The general architecture of the system is the following:

image

Repository layout

The code for the system is organized into the following branches:

  1. AJGT: Code for Arabic sentiment analysis using classical machine learning models built using the AJGT dataset.
  2. ASTC: Code for Arabic sentiment analysis using classical machine learning models built using the ASTC dataset.
  3. ASTD: Code for Arabic sentiment analysis using classical machine learning models built using the ASTC dataset.
  4. LABR: Code for Arabic sentiment analysis using classical machine learning models built using the ASTC dataset.
  5. DL: Code for Arabic sentiment analysis using deep learning.
  6. Appraisal: Code for Arabic sentiment analysis using appraisal features.
  7. Deployment: Deployment of the system using Streamlit.

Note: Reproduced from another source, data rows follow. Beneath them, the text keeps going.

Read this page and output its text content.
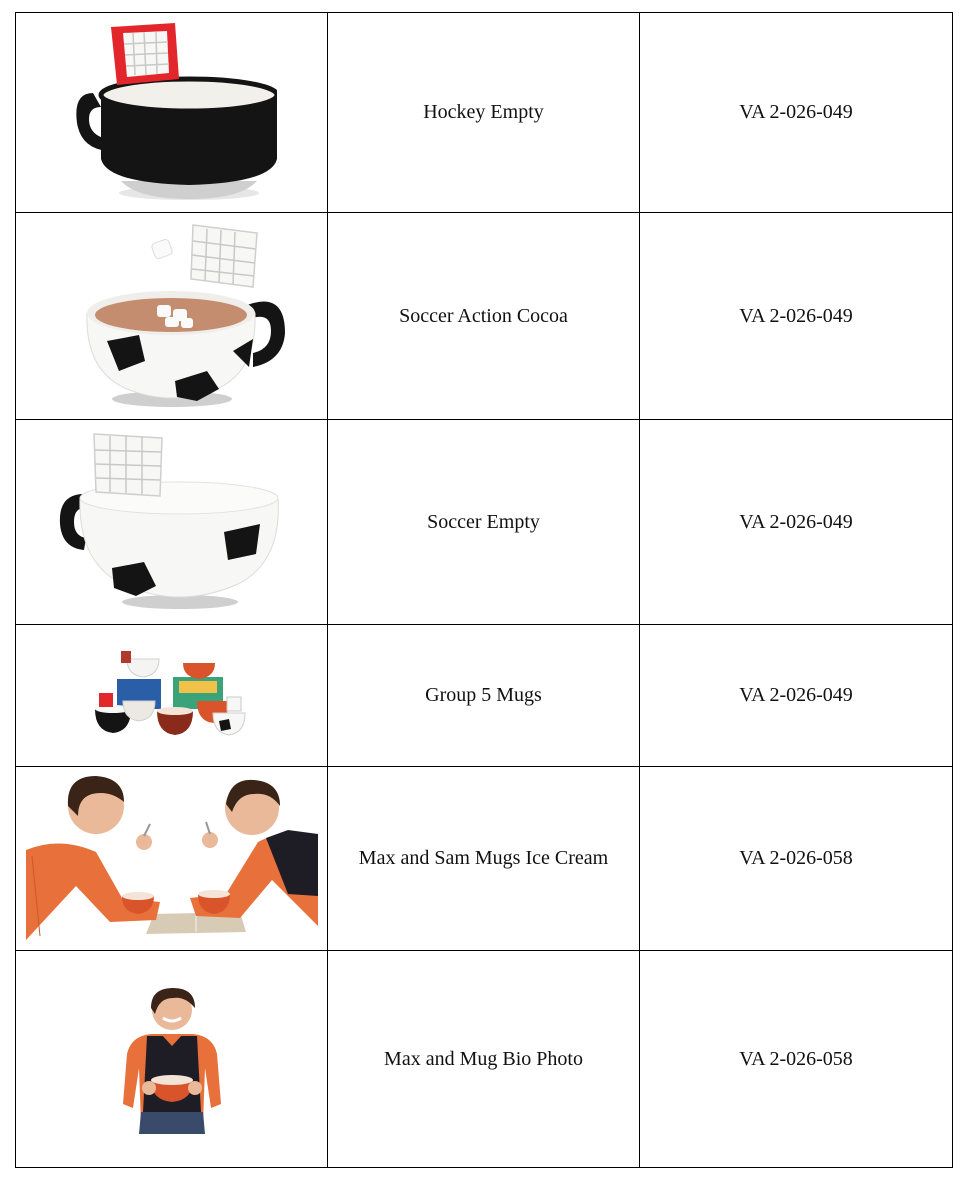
	Hockey Empty	VA 2-026-049

	Soccer Action Cocoa	VA 2-026-049

	Soccer Empty	VA 2-026-049

	Group 5 Mugs	VA 2-026-049

	Max and Sam Mugs Ice Cream	VA 2-026-058

	Max and Mug Bio Photo	VA 2-026-058
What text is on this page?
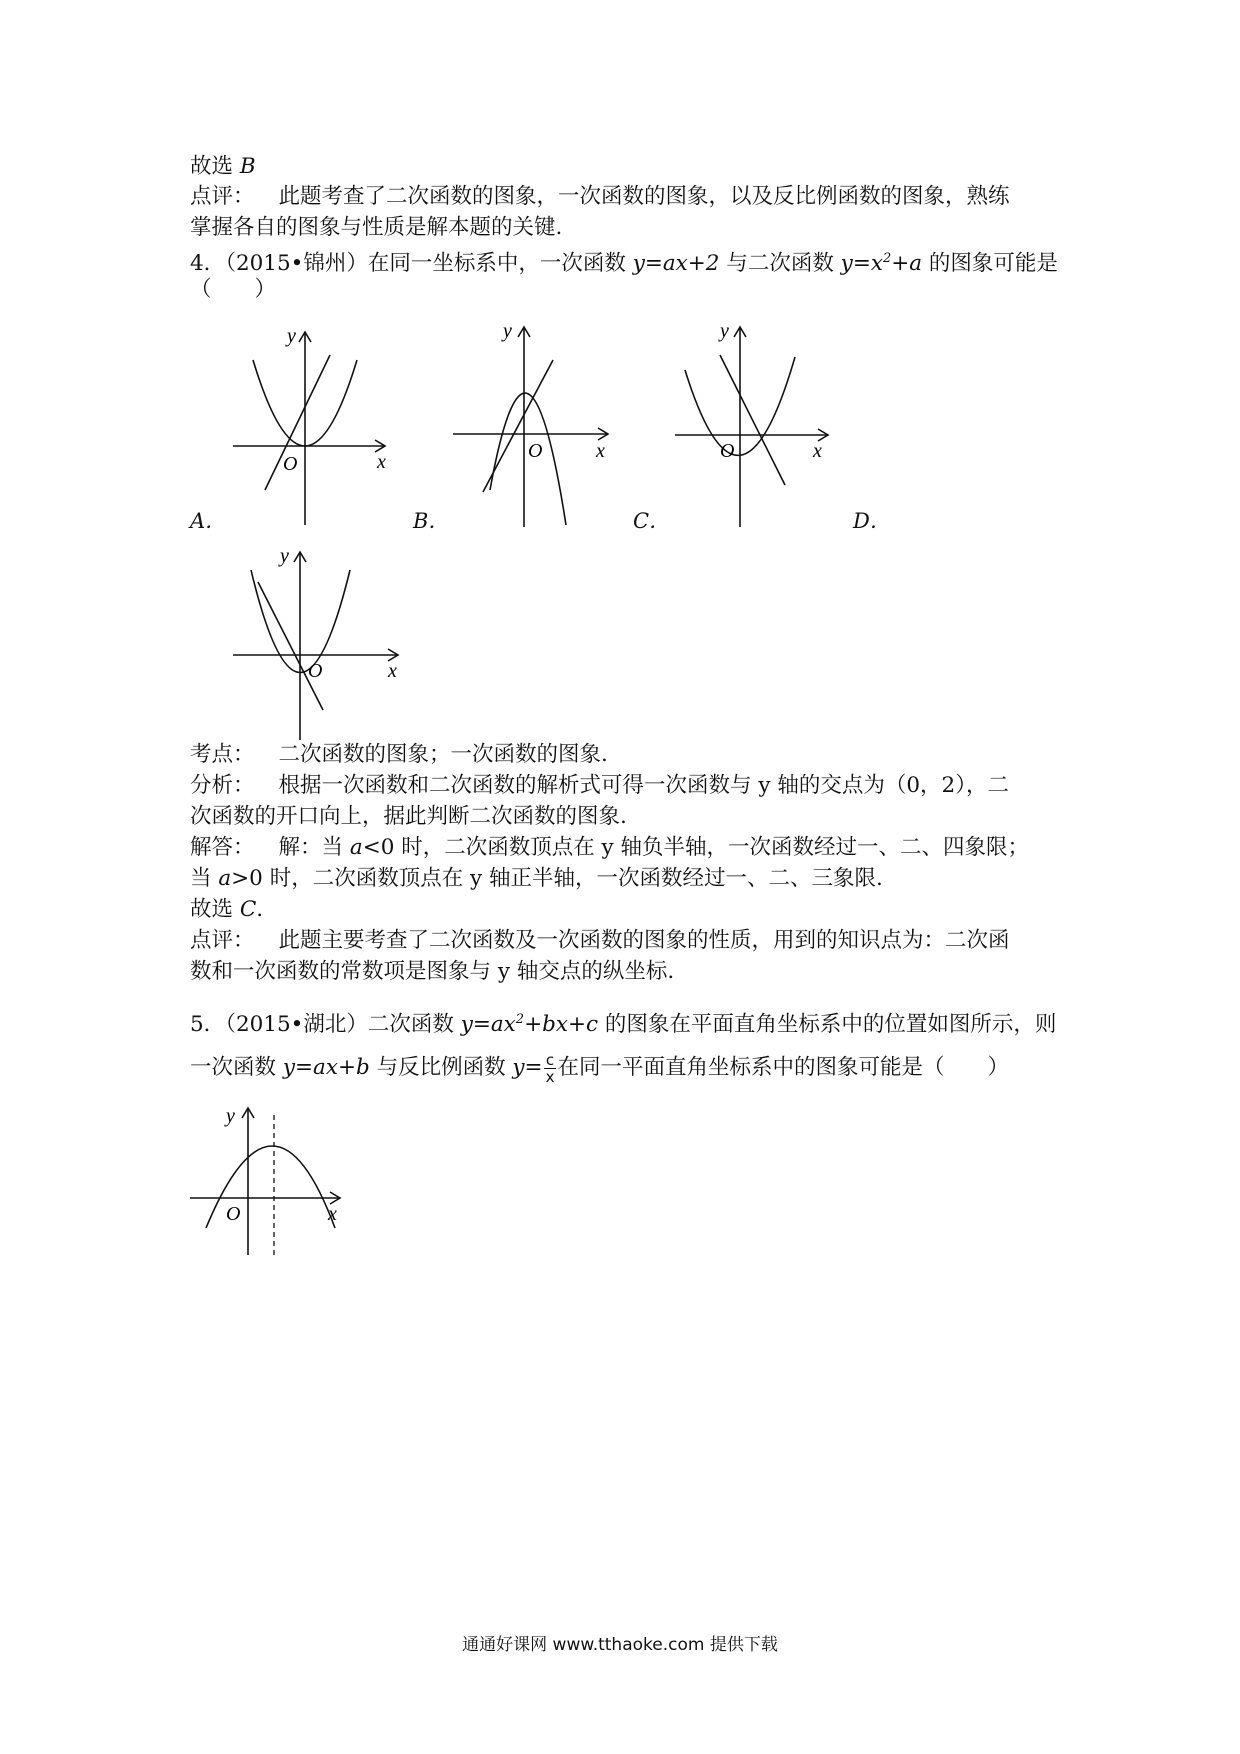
故选 B
点评： 此题考查了二次函数的图象，一次函数的图象，以及反比例函数的图象，熟练
掌握各自的图象与性质是解本题的关键.
4．（2015•锦州）在同一坐标系中，一次函数 y=ax+2 与二次函数 $y=x^2+a$ 的图象可能是
（　　）
y
x
O
A．
y
x
O
B．
y
x
O
C．	D．
y
x
O
考点： 二次函数的图象；一次函数的图象.
分析： 根据一次函数和二次函数的解析式可得一次函数与 y 轴的交点为（0，2），二
次函数的开口向上，据此判断二次函数的图象.
解答： 解：当 a<0 时，二次函数顶点在 y 轴负半轴，一次函数经过一、二、四象限；
当 a>0 时，二次函数顶点在 y 轴正半轴，一次函数经过一、二、三象限.
故选 C.
点评： 此题主要考查了二次函数及一次函数的图象的性质，用到的知识点为：二次函
数和一次函数的常数项是图象与 y 轴交点的纵坐标.
5．（2015•湖北）二次函数 $y=ax^2+bx+c$ 的图象在平面直角坐标系中的位置如图所示，则
一次函数 y=ax+b 与反比例函数 $y= \frac{c}{x}$ 在同一平面直角坐标系中的图象可能是（　　）
y
x
O
通通好课网 www.tthaoke.com 提供下载
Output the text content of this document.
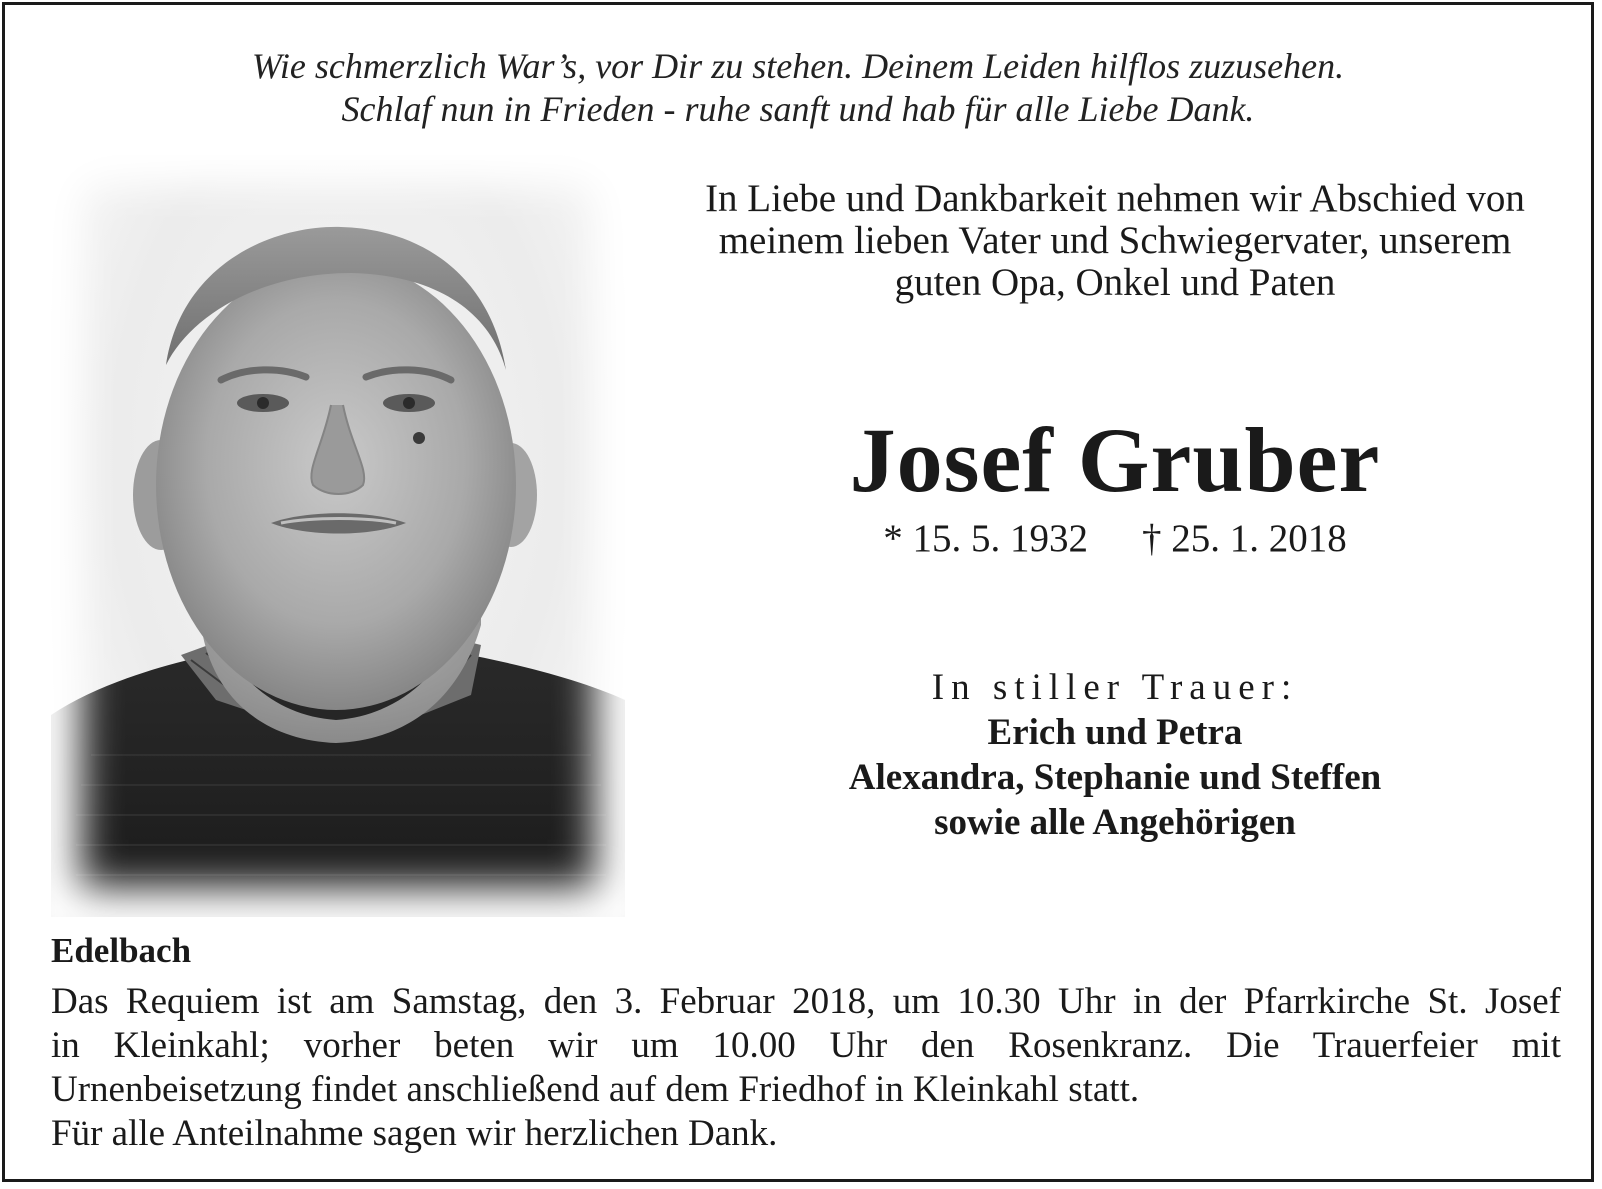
Wie schmerzlich War’s, vor Dir zu stehen. Deinem Leiden hilflos zuzusehen.
Schlaf nun in Frieden - ruhe sanft und hab für alle Liebe Dank.
In Liebe und Dankbarkeit nehmen wir Abschied von
meinem lieben Vater und Schwiegervater, unserem
guten Opa, Onkel und Paten
Josef Gruber
* 15. 5. 1932 † 25. 1. 2018
In stiller Trauer:
Erich und Petra
Alexandra, Stephanie und Steffen
sowie alle Angehörigen
Edelbach
Das Requiem ist am Samstag, den 3. Februar 2018, um 10.30 Uhr in der Pfarrkirche St. Josef
in Kleinkahl; vorher beten wir um 10.00 Uhr den Rosenkranz. Die Trauerfeier mit
Urnenbeisetzung findet anschließend auf dem Friedhof in Kleinkahl statt.
Für alle Anteilnahme sagen wir herzlichen Dank.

Each branch contains a details overview of the dataset used, as well as all the performance metrics.

Datasets

  • LABR (Large scale Arabic Book Reviews)
  • AJGT (The Arabic Jordanian General Tweets)
  • ASTC (Arabic Sentiment Twitter Corpus)
  • ASTD (Arabic Sentiment Tweets Dataset)

Text representation models

The system supports the following text representation models:

  • Bow (Bag of Words)
  • TF-IDF (Term frequency, inverse document frequency)
  • LSA (Latent semantic analysis)
  • LDA (Latent Dirichlet allocation)
  • BoC (Bag of Concepts)
  • Appraisal groups

Machine learning models

The previous text representation modes are used to create features for the following models:

  • Naive bayes
  • Logistic regression
  • Support Vector Machine
  • Random forest

As for deep learning, we opted for the BERT (Bidirectional Encoder Representations) model and its variants.